As well, the resource has a »goal-seeking« tool. This allows the user to specify a particular amount for the income value and then compute the implied charter rate or implied discount rate which would generate that value.

Data Sources

Freight rates, scrap prices, and other relevant market data are obtained from a variety of data suppliers, including the Baltic Exchange and Hamburg Shipbrokers’ Association (VHSS). Quarterly discount rates for ship types are provided by the Long Term Asset Value (LTAV) Association in Hamburg, which commissions them from accountancy firm PwC. VesselsValue is a member of the LTAV Association.

Information on operating expenses, survey schedules and survey costs is obtained from Seasure Shipping, a London-based sale and purchase shipbroker and sister company of VesselsValue.

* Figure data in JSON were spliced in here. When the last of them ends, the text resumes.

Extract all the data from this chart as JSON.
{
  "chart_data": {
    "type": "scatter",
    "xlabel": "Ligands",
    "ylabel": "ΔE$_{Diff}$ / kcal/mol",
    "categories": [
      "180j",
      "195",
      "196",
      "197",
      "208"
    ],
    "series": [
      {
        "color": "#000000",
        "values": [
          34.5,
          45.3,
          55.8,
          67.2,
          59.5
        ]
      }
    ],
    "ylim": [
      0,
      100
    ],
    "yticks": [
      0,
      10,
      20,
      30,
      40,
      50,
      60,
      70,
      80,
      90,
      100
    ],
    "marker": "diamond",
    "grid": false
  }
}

However, of all the inputs which contribute to the calculation of income value the charter rate and its duration probably have the greatest effect.

The expert explains the development of the tool with some new demands in the course of the crises: »In shipping Market Value has always been seen as the primary way of valuing a vessel. But during the 2008 global economic crisis market values for cargo ships fell dramatically and leading brokers withdrew their valuation services. In this context, it was felt by some that that the potential earnings of a ship might be a better yardstick of what it was truly worth. In 2009 VHSS introduced the Hamburg Ship Evaluation Standard for calculating long term asset value of vessels and since then there has been much debate in the shipping press over the relative merits of the alternative approaches.«

According to Adamou, one of the advantages is, that users will have the potential to compare income value with Market Value and Book Value over a timeframe. As well, they can use the resource to generate their own income value based partly or entirely on their own assumptions. the model can be used to investigate scenarios. The effect of changing operational parameters can be seen and the goal seeking tool reverses the calculation by computing the implied charter or discount rate.